Mengulang Kesuksesan Internasional
Interhash bukanlah hal baru bagi Jawa Tengah. Provinsi ini sebelumnya pernah sukses menggelar acara serupa di era Gubernur Bibit Waluyo. Kembalinya event ini di kawasan Borobudur-Prambanan membuktikan bahwa Jawa Tengah tetap menjadi magnet bagi komunitas olahraga dunia.
Berbeda dengan lari maraton kompetitif, Interhash menitikberatkan pada:
-. Kebersamaan: Interaksi sosial antar peserta lintas negara.
-. Petualangan: Menikmati keindahan alam dan tata kota.
-. Non-kompetitif: Fokus pada kegembiraan, bukan kecepatan.
Rangkaian Acara Selanjutnya
Kemeriahan Prambanan Mendut Interhash 2026 tidak berhenti di Kota Magelang.

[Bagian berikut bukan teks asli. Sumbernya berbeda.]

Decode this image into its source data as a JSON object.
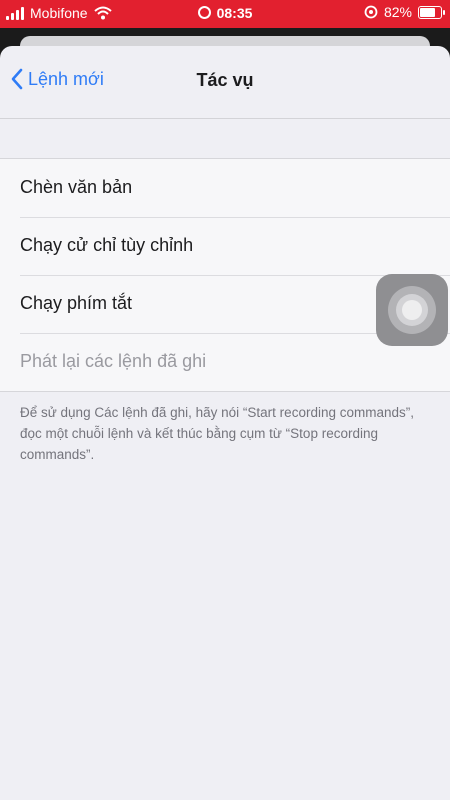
{
  "status_bar": {
    "carrier": "Mobifone",
    "time": "08:35",
    "battery": "82%",
    "battery_level": 0.82
  },
  "nav": {
    "back_label": "Lệnh mới",
    "title": "Tác vụ"
  },
  "actions": [
    {
      "label": "Chèn văn bản",
      "enabled": true
    },
    {
      "label": "Chạy cử chỉ tùy chỉnh",
      "enabled": true
    },
    {
      "label": "Chạy phím tắt",
      "enabled": true
    },
    {
      "label": "Phát lại các lệnh đã ghi",
      "enabled": false
    }
  ],
  "footer_text": "Để sử dụng Các lệnh đã ghi, hãy nói “Start recording commands”, đọc một chuỗi lệnh và kết thúc bằng cụm từ “Stop recording commands”.",
  "icons": [
    "signal-icon",
    "wifi-icon",
    "screen-record-icon",
    "orientation-lock-icon",
    "battery-icon",
    "chevron-left-icon",
    "assistive-touch-icon"
  ],
  "colors": {
    "status_bar": "#e2202f",
    "accent": "#2f7cf6"
  }
}
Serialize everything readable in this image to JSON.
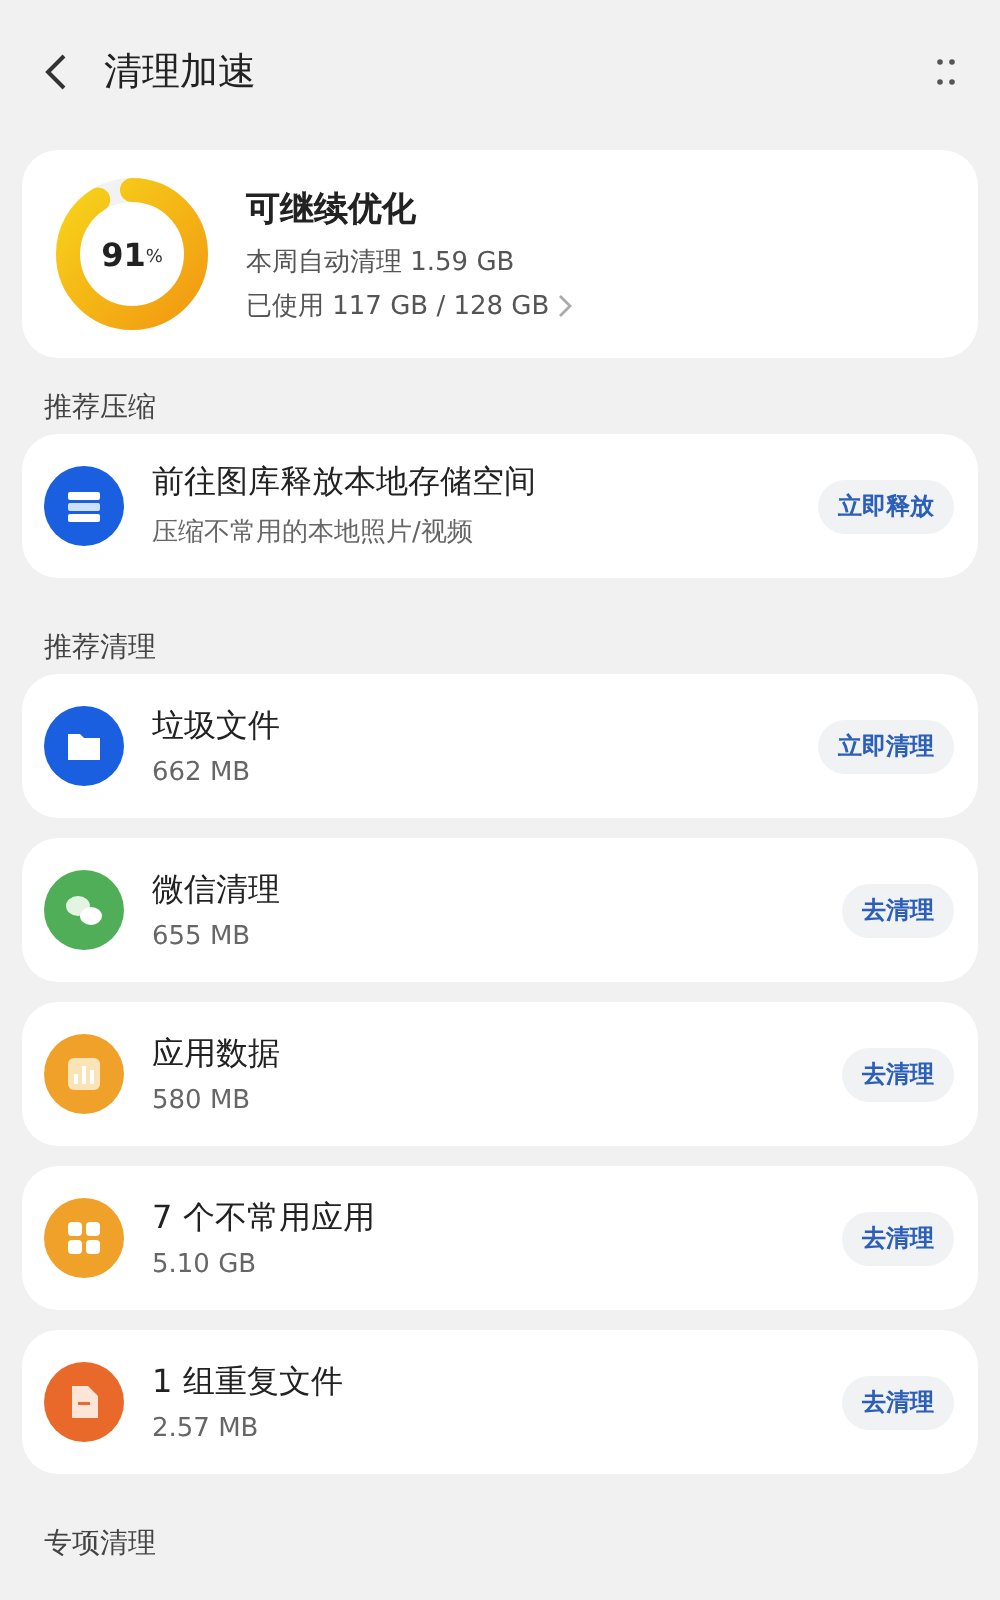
{
  "header": {
    "title": "清理加速"
  },
  "summary": {
    "level": 0.91,
    "percent": "91",
    "unit": "%",
    "title": "可继续优化",
    "weekly": "本周自动清理 1.59 GB",
    "used": "已使用 117 GB / 128 GB"
  },
  "sections": [
    {
      "title": "推荐压缩",
      "items": [
        {
          "kind": "storage",
          "color": "#1a5fe0",
          "title": "前往图库释放本地存储空间",
          "subtitle": "压缩不常用的本地照片/视频",
          "action": "立即释放"
        }
      ]
    },
    {
      "title": "推荐清理",
      "items": [
        {
          "kind": "folder",
          "color": "#1a5fe0",
          "title": "垃圾文件",
          "subtitle": "662 MB",
          "action": "立即清理"
        },
        {
          "kind": "chat",
          "color": "#4fae57",
          "title": "微信清理",
          "subtitle": "655 MB",
          "action": "去清理"
        },
        {
          "kind": "chart",
          "color": "#f0a12a",
          "title": "应用数据",
          "subtitle": "580 MB",
          "action": "去清理"
        },
        {
          "kind": "apps",
          "color": "#f0a12a",
          "title": "7 个不常用应用",
          "subtitle": "5.10 GB",
          "action": "去清理"
        },
        {
          "kind": "file",
          "color": "#e8692a",
          "title": "1 组重复文件",
          "subtitle": "2.57 MB",
          "action": "去清理"
        }
      ]
    },
    {
      "title": "专项清理"
    }
  ]
}
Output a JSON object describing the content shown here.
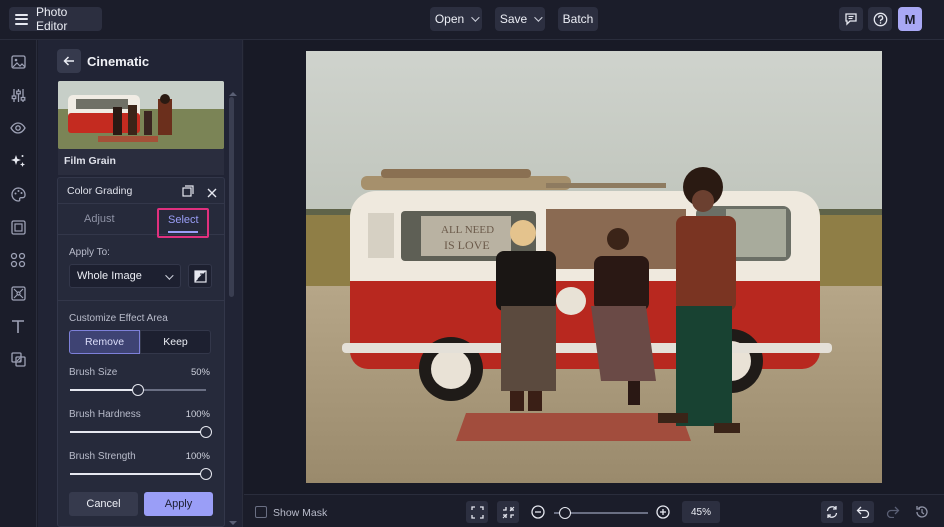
{
  "app": {
    "title": "Photo Editor",
    "user_initial": "M"
  },
  "header": {
    "open_label": "Open",
    "save_label": "Save",
    "batch_label": "Batch"
  },
  "sidebar": {
    "tools": [
      "image-icon",
      "sliders-icon",
      "eye-icon",
      "sparkle-effects-icon",
      "palette-icon",
      "frame-icon",
      "shapes-icon",
      "texture-icon",
      "text-icon",
      "overlay-icon"
    ]
  },
  "panel": {
    "title": "Cinematic",
    "effect_name": "Film Grain",
    "section_title": "Color Grading",
    "tabs": {
      "adjust": "Adjust",
      "select": "Select",
      "active": "Select"
    },
    "apply_to_label": "Apply To:",
    "apply_to_value": "Whole Image",
    "customize_label": "Customize Effect Area",
    "mode_remove": "Remove",
    "mode_keep": "Keep",
    "sliders": [
      {
        "label": "Brush Size",
        "display": "50%",
        "value": 0.5
      },
      {
        "label": "Brush Hardness",
        "display": "100%",
        "value": 1.0
      },
      {
        "label": "Brush Strength",
        "display": "100%",
        "value": 1.0
      }
    ],
    "cancel_label": "Cancel",
    "apply_label": "Apply"
  },
  "bottom": {
    "show_mask_label": "Show Mask",
    "zoom_label": "45%",
    "zoom_value": 0.45
  },
  "colors": {
    "accent": "#9a9ef7",
    "highlight": "#e0307e",
    "van_red": "#b8281f"
  }
}
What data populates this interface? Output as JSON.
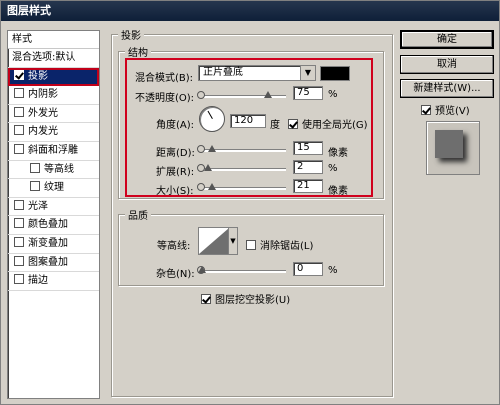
{
  "window": {
    "title": "图层样式"
  },
  "styles_panel": {
    "header": "样式",
    "blend_default": "混合选项:默认",
    "items": [
      {
        "label": "投影",
        "checked": true,
        "selected": true
      },
      {
        "label": "内阴影",
        "checked": false
      },
      {
        "label": "外发光",
        "checked": false
      },
      {
        "label": "内发光",
        "checked": false
      },
      {
        "label": "斜面和浮雕",
        "checked": false
      },
      {
        "label": "等高线",
        "checked": false,
        "sub": true
      },
      {
        "label": "纹理",
        "checked": false,
        "sub": true
      },
      {
        "label": "光泽",
        "checked": false
      },
      {
        "label": "颜色叠加",
        "checked": false
      },
      {
        "label": "渐变叠加",
        "checked": false
      },
      {
        "label": "图案叠加",
        "checked": false
      },
      {
        "label": "描边",
        "checked": false
      }
    ]
  },
  "drop_shadow": {
    "section_title": "投影",
    "structure": {
      "title": "结构",
      "blend_mode_label": "混合模式(B):",
      "blend_mode_value": "正片叠底",
      "shadow_color": "#000000",
      "opacity_label": "不透明度(O):",
      "opacity_value": "75",
      "opacity_unit": "%",
      "opacity_fraction": 0.75,
      "angle_label": "角度(A):",
      "angle_value": "120",
      "angle_unit": "度",
      "global_light_label": "使用全局光(G)",
      "global_light_checked": true,
      "distance_label": "距离(D):",
      "distance_value": "15",
      "distance_unit": "像素",
      "distance_fraction": 0.05,
      "spread_label": "扩展(R):",
      "spread_value": "2",
      "spread_unit": "%",
      "spread_fraction": 0.02,
      "size_label": "大小(S):",
      "size_value": "21",
      "size_unit": "像素",
      "size_fraction": 0.05
    },
    "quality": {
      "title": "品质",
      "contour_label": "等高线:",
      "antialias_label": "消除锯齿(L)",
      "antialias_checked": false,
      "noise_label": "杂色(N):",
      "noise_value": "0",
      "noise_unit": "%",
      "noise_fraction": 0
    },
    "knockout_label": "图层挖空投影(U)",
    "knockout_checked": true
  },
  "buttons": {
    "ok": "确定",
    "cancel": "取消",
    "new_style": "新建样式(W)..."
  },
  "preview": {
    "label": "预览(V)",
    "checked": true
  },
  "colors": {
    "highlight_red": "#d0001d",
    "selection_blue": "#0a246a"
  }
}
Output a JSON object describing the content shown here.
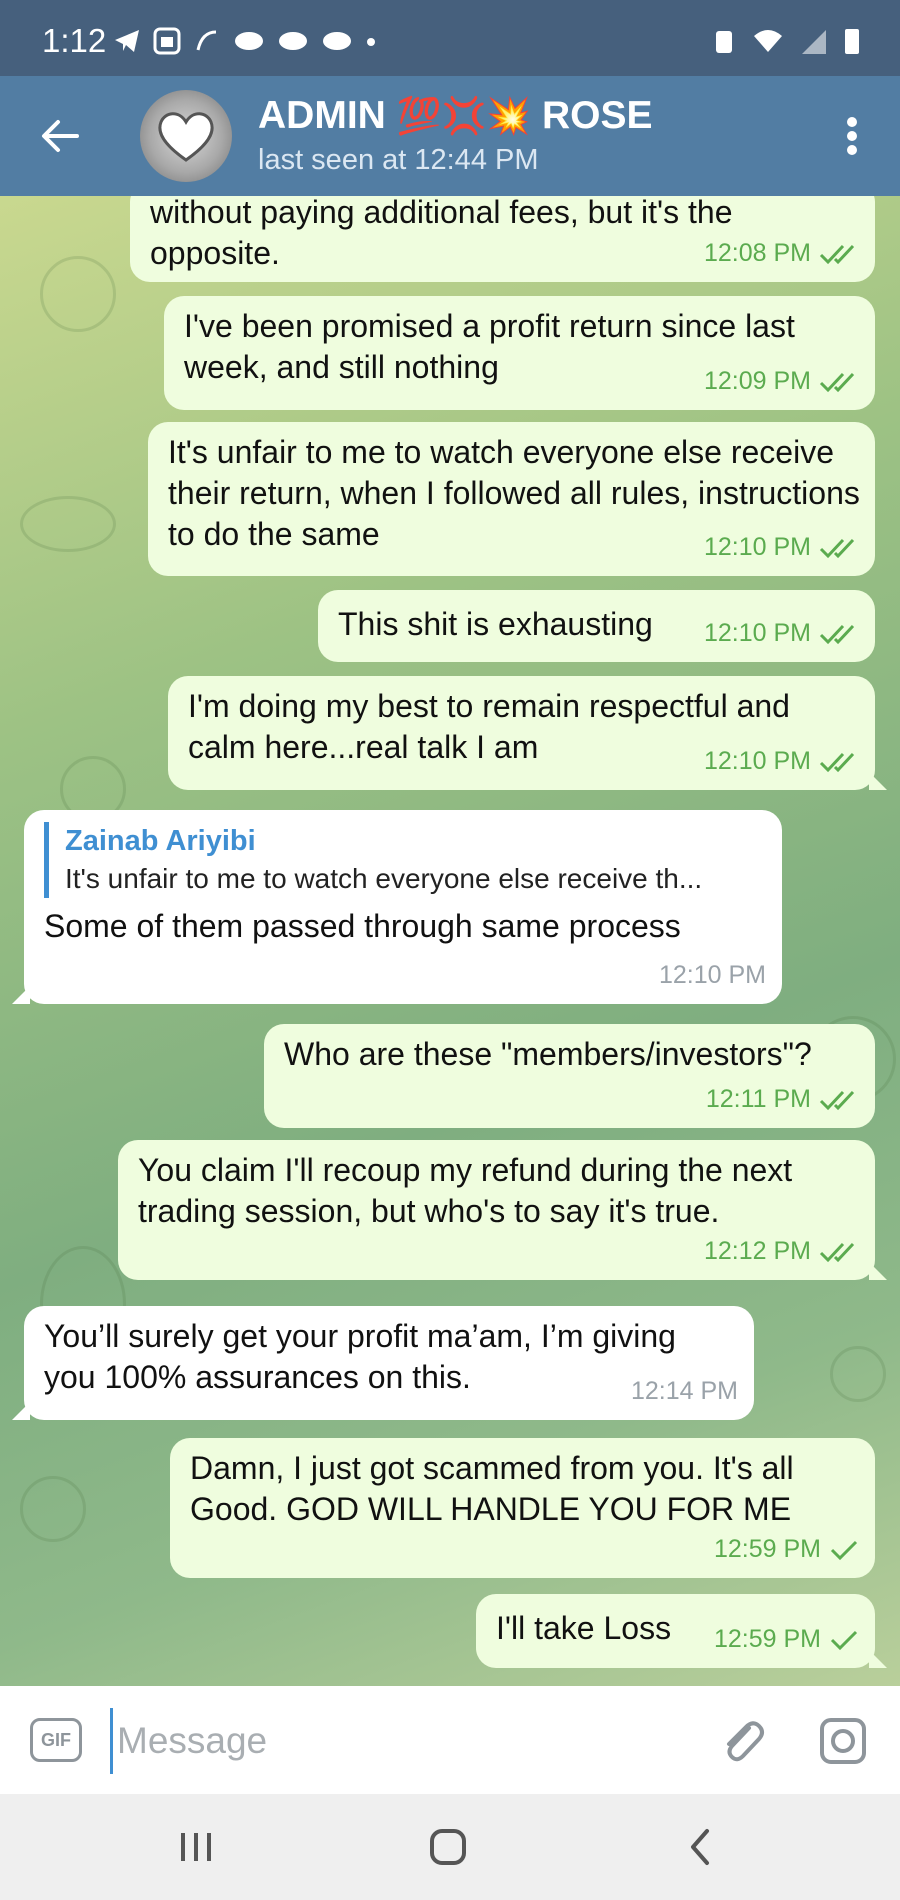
{
  "status_bar": {
    "time": "1:12"
  },
  "header": {
    "title": "ADMIN",
    "title_emoji": "💯💢💥",
    "title_suffix": "ROSE",
    "status": "last seen at 12:44 PM"
  },
  "messages": [
    {
      "direction": "out",
      "text_line1": "without paying additional fees, but it's the",
      "text_line2": "opposite.",
      "time": "12:08 PM",
      "ticks": "double"
    },
    {
      "direction": "out",
      "text": "I've been promised a profit return since last week, and still nothing",
      "time": "12:09 PM",
      "ticks": "double"
    },
    {
      "direction": "out",
      "text": "It's unfair to me to watch everyone else receive their return, when I followed all rules, instructions to do the same",
      "time": "12:10 PM",
      "ticks": "double"
    },
    {
      "direction": "out",
      "text": "This shit is exhausting",
      "time": "12:10 PM",
      "ticks": "double"
    },
    {
      "direction": "out",
      "text": "I'm doing my best to remain respectful and calm here...real talk I am",
      "time": "12:10 PM",
      "ticks": "double"
    },
    {
      "direction": "in",
      "reply_name": "Zainab Ariyibi",
      "reply_text": "It's unfair to me to watch everyone else receive th...",
      "text": "Some of them passed through same process",
      "time": "12:10 PM"
    },
    {
      "direction": "out",
      "text": "Who are these \"members/investors\"?",
      "time": "12:11 PM",
      "ticks": "double"
    },
    {
      "direction": "out",
      "text": "You claim I'll recoup my refund during the next trading session, but who's to say it's true.",
      "time": "12:12 PM",
      "ticks": "double"
    },
    {
      "direction": "in",
      "text": "You’ll surely get your profit ma’am, I’m giving you 100% assurances on this.",
      "time": "12:14 PM"
    },
    {
      "direction": "out",
      "text": "Damn, I just got scammed from you. It's all Good. GOD WILL HANDLE YOU FOR ME",
      "time": "12:59 PM",
      "ticks": "single"
    },
    {
      "direction": "out",
      "text": "I'll take Loss",
      "time": "12:59 PM",
      "ticks": "single"
    }
  ],
  "input": {
    "placeholder": "Message",
    "gif_label": "GIF"
  },
  "colors": {
    "header": "#527da3",
    "status_bar": "#46607d",
    "outgoing_bubble": "#effdde",
    "incoming_bubble": "#ffffff",
    "tick": "#5bab4f",
    "accent": "#3f8fd2"
  },
  "icons": [
    "back-arrow-icon",
    "more-vert-icon",
    "double-check-icon",
    "single-check-icon",
    "gif-icon",
    "paperclip-icon",
    "camera-icon",
    "recents-icon",
    "home-icon",
    "nav-back-icon"
  ]
}
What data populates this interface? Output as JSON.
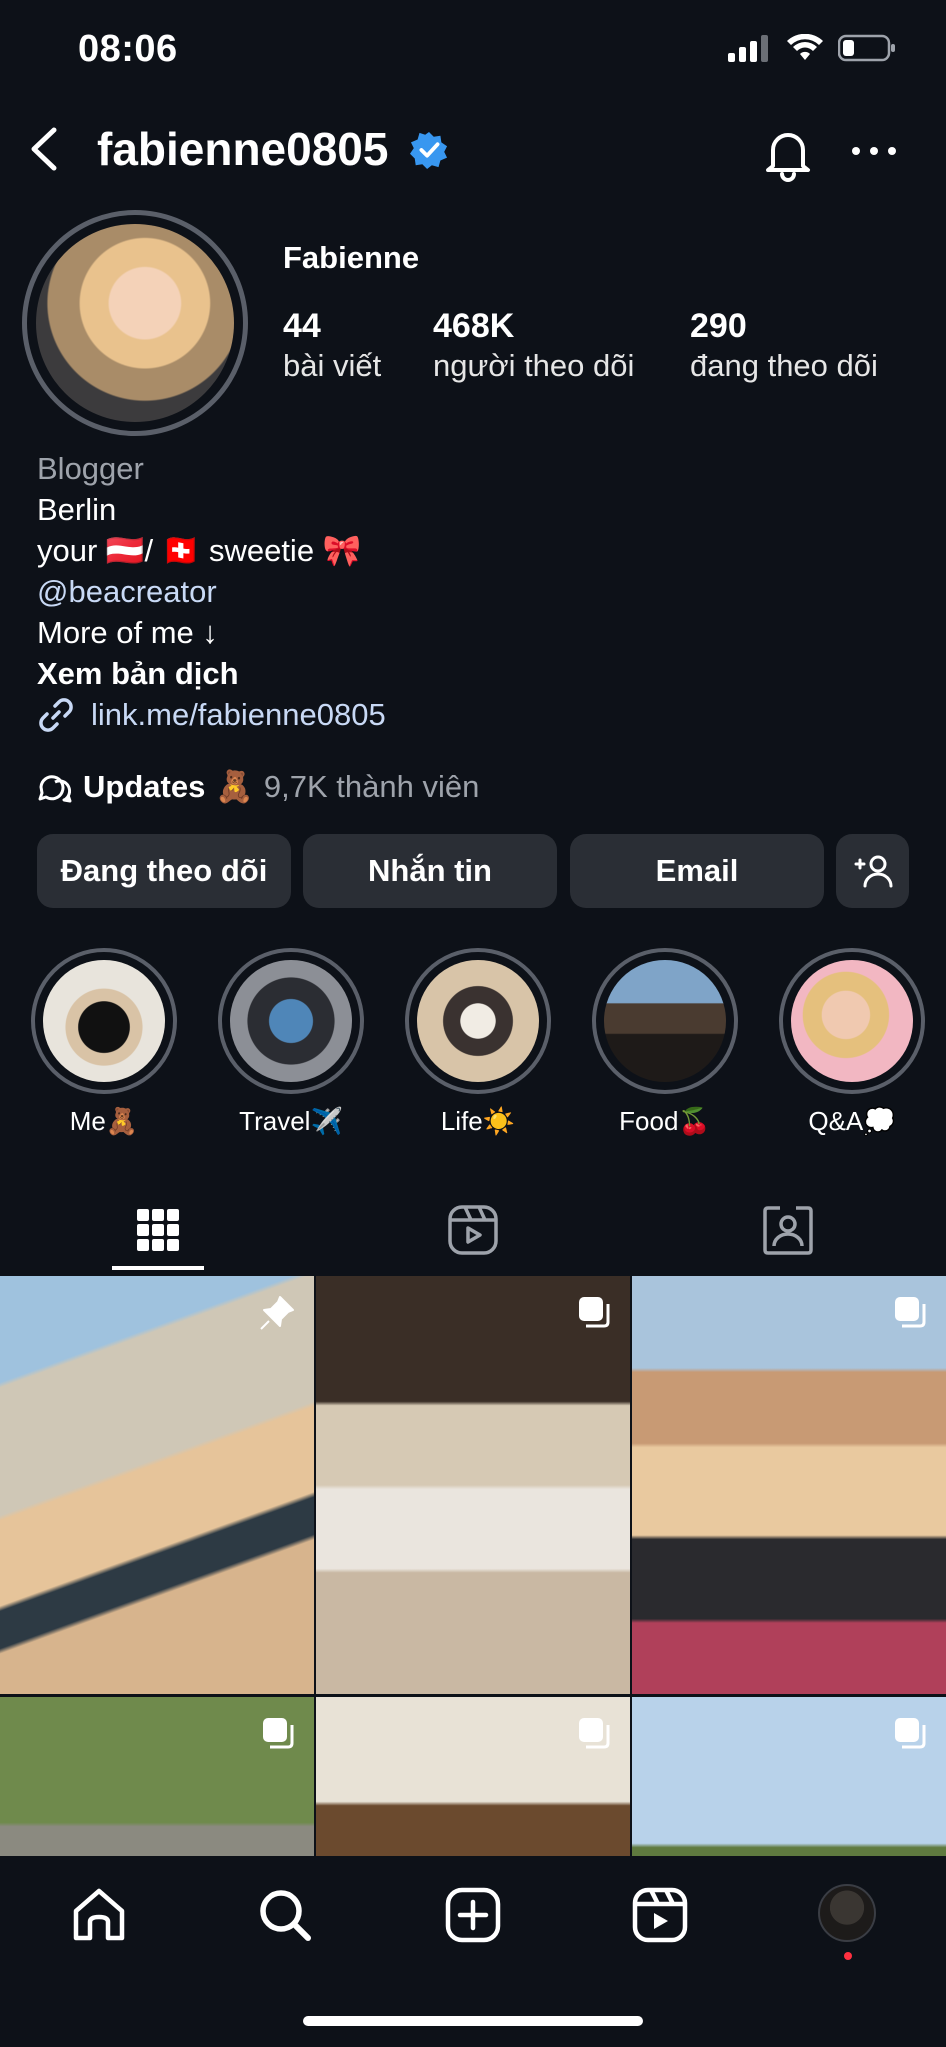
{
  "status_bar": {
    "time": "08:06"
  },
  "header": {
    "username": "fabienne0805"
  },
  "profile": {
    "display_name": "Fabienne",
    "stats": [
      {
        "value": "44",
        "label": "bài viết"
      },
      {
        "value": "468K",
        "label": "người theo dõi"
      },
      {
        "value": "290",
        "label": "đang theo dõi"
      }
    ]
  },
  "bio": {
    "category": "Blogger",
    "location": "Berlin",
    "line_sweetie": "your 🇦🇹/ 🇨🇭 sweetie 🎀",
    "mention": "@beacreator",
    "more": "More of me ↓",
    "translate": "Xem bản dịch",
    "url": "link.me/fabienne0805"
  },
  "channel": {
    "title": "Updates",
    "emoji": "🧸",
    "members": "9,7K thành viên"
  },
  "actions": {
    "following": "Đang theo dõi",
    "message": "Nhắn tin",
    "email": "Email"
  },
  "highlights": [
    {
      "label": "Me🧸"
    },
    {
      "label": "Travel✈️"
    },
    {
      "label": "Life☀️"
    },
    {
      "label": "Food🍒"
    },
    {
      "label": "Q&A💭"
    }
  ],
  "colors": {
    "background": "#0d1118",
    "button": "#2a2e35",
    "verified": "#3897f0",
    "link": "#c8d9f5",
    "notification_dot": "#ff3040"
  },
  "icons": {
    "tabs": [
      "grid-icon",
      "reels-icon",
      "tagged-icon"
    ],
    "nav": [
      "home-icon",
      "search-icon",
      "create-icon",
      "reels-icon",
      "profile-avatar"
    ]
  }
}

Rangkaian kegiatan akan berlanjut pada 9-10 Mei 2026 dengan lokasi yang tak kalah eksotis, di :
-. Desa Tuksongo, Kecamatan Borobudur, Kabupaten Magelang.
Kawasan Candi Plaosan,
-. Kecamatan Prambanan, Kabupaten Klaten.
Dengan suksesnya Red Dress Run hari ini, Jawa Tengah semakin mengukuhkan posisinya sebagai destinasi utama wisata olahraga di kancah internasional.